En esta consigna de encausar los odios de la mayoría, odios que en las más de las veces ni siquiera sabían los mexicanos que sentían, pero que tan pronto como su líder les indica hacia quién apuntar sus armas, no dudan en montar en cólera y acudir a la caza de los “masiosares”, ya sean reales como el antes innombrable Carlos Salinas de Gortari, Felipe Calderón o García Luna; o bien figuras retóricas como los neoliberales y los aspiracionistas.
Claro que tampoco se puede pelear con todos, faltaba más, por eso es que a la delincuencia organizada le ofreció abrazos y a los arrepentidos, que integraban las filas del PRI (como es el caso del propio mandatario), léase Bartlett, Ebrard o más recientemente el ex presidente Enrique Peña Nieto, a quien no ha tocado ni con el pétalo de un rosa, total impunidad.
Pese a pregonar que nuestro país practica la doctrina Estrada, una política de no intervención y de respeto del derecho a la autodeterminación de los pueblos, el presidente López Obrador sólo la aplica cuando se trata de opinar sobre las violaciones a derechos humanos en países afines a su ideología como son, actualmente, Cuba, Venezuela o Nicaragua.
Sin embargo, en muchas otras ocasiones, como los casos de Perú, Argentina, España y más recientemente Ecuador, no ha tenido el mandatario mexicano el menor recato en pronunciarse en contra de sus respectivos gobiernos, simplemente porque no comparten sus ideales políticos.
Esta injerencia en otras naciones llega a su punto más álgido con la crisis diplomática que ha llevado a que México rompa relaciones con Ecuador, luego de que el gobierno del presidente ecuatoriano Daniel Noboa decidiera ignorar todos los tratados internacionales para invadir la embajada mexicana en Quito y arrestar al prófugo de la justicia Jorge Glas, ex vicepresidente de aquel país durante el gobierno de Rafael Correa.
Si bien es injustificable la acción del gobierno ecuatoriano, condenable a todas luces, no hay que perder de vista que no se trata de un conflicto entre los pueblos de México y Ecuador, sino de muy malos manejos de la situación tanto por parte de las autoridades mexicanas como del país sudamericano.

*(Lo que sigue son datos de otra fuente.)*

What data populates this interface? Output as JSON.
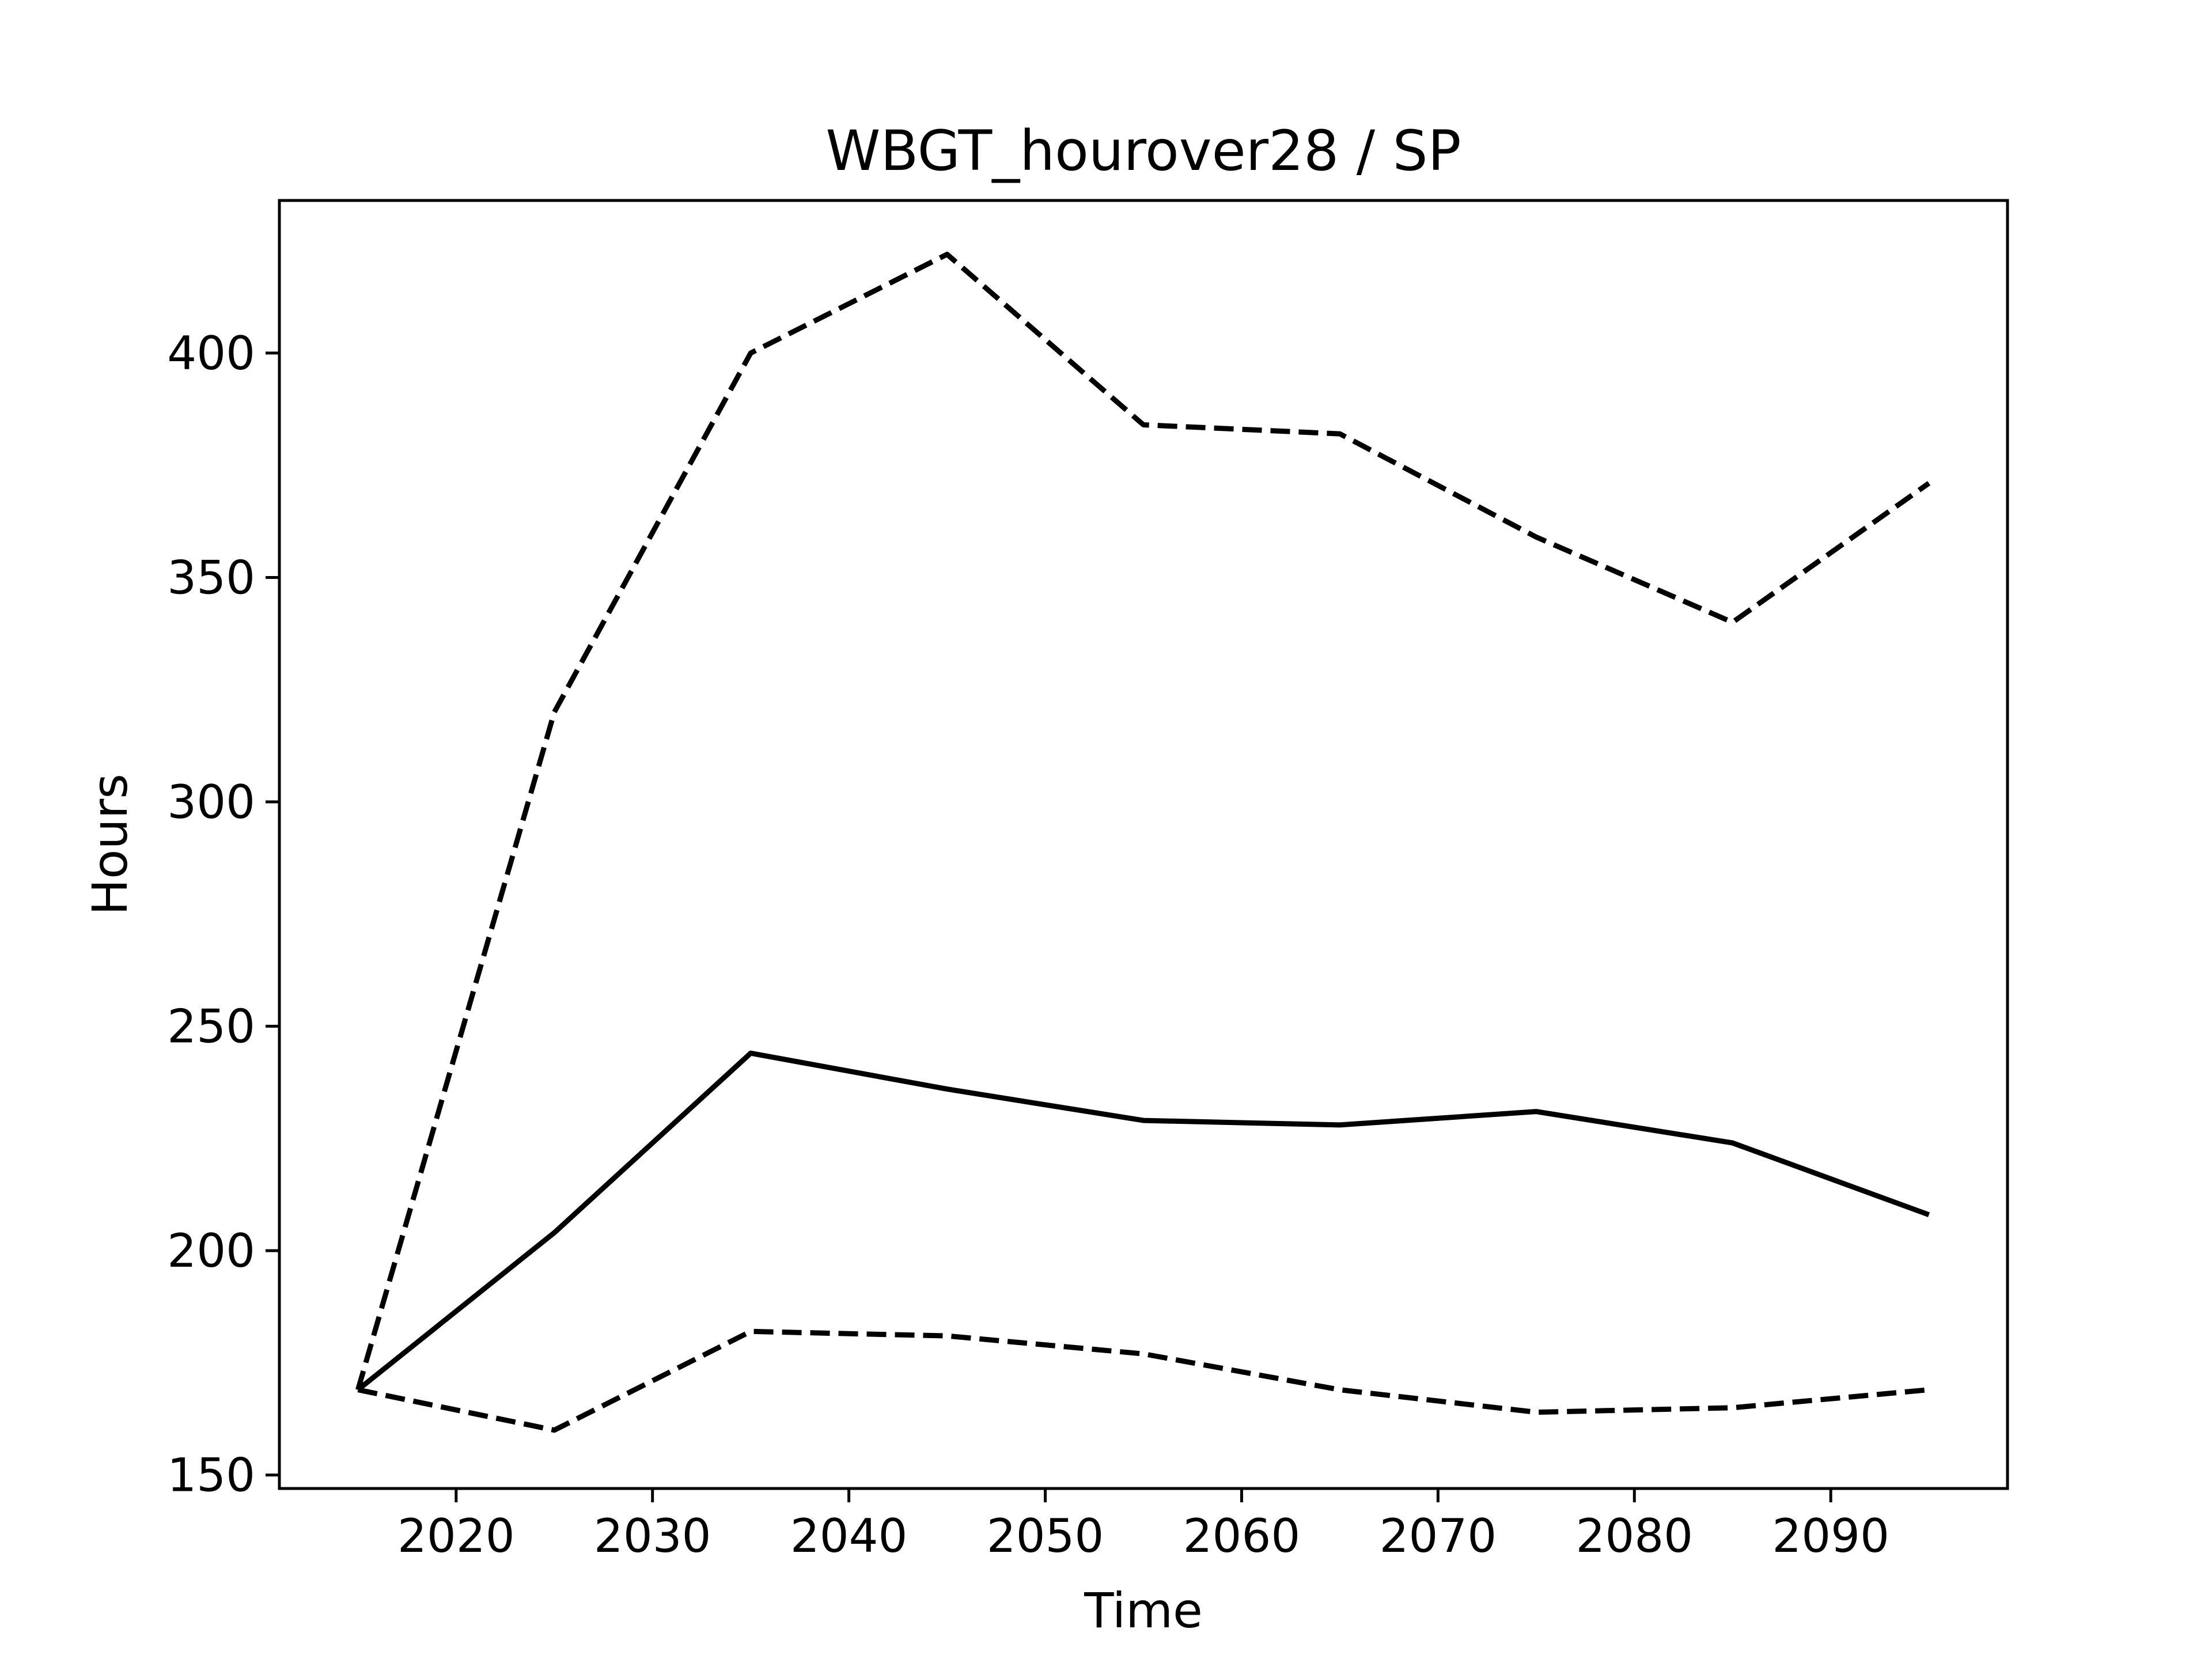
{
  "chart_data": {
    "type": "line",
    "title": "WBGT_hourover28 / SP",
    "xlabel": "Time",
    "ylabel": "Hours",
    "x": [
      2015,
      2025,
      2035,
      2045,
      2055,
      2065,
      2075,
      2085,
      2095
    ],
    "series": [
      {
        "style": "solid",
        "values": [
          169,
          204,
          244,
          236,
          229,
          228,
          231,
          224,
          208
        ]
      },
      {
        "style": "dashed",
        "values": [
          169,
          320,
          400,
          422,
          384,
          382,
          359,
          340,
          371
        ]
      },
      {
        "style": "dashed",
        "values": [
          169,
          160,
          182,
          181,
          177,
          169,
          164,
          165,
          169
        ]
      }
    ],
    "xticks": [
      2020,
      2030,
      2040,
      2050,
      2060,
      2070,
      2080,
      2090
    ],
    "yticks": [
      150,
      200,
      250,
      300,
      350,
      400
    ],
    "xlim": [
      2011,
      2099
    ],
    "ylim": [
      147,
      434
    ],
    "grid": false,
    "line_color": "#000000"
  }
}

Pero aún más grave me parece que, a unos meses de dejar el cargo, el presidente López Obrador esté lanzando esta ofensiva que inició desde el mismo asesinato del candidato opositor a la presidencia de Ecuador, Fernando Villavicencio, a quien criminalizó con sus declaraciones, indignando a la familia del fallecido político, quien en su momento denunció la intervención de cárteles mexicanos en su país, lo que llevó a Ecuador a niveles históricos de inseguridad (igual que en México, por cierto).
Hoy en día la condena internacional en contra de Ecuador y su presidente Daniel Noboa es unánime, pero no se puede pasar por alto que Jorge Glas no es un perseguido político sino un criminal comprobado en su país, por lo que es imposible no reflexionar sobre lo que habría pasado si en México la embajada de algún país, el que usted me diga, le hubiera dado asilo político a García Luna o, incluso, a Joaquín Guzmán. En ese supuesto, quizás la historia habría sido muy distinta… o tal vez no tanto.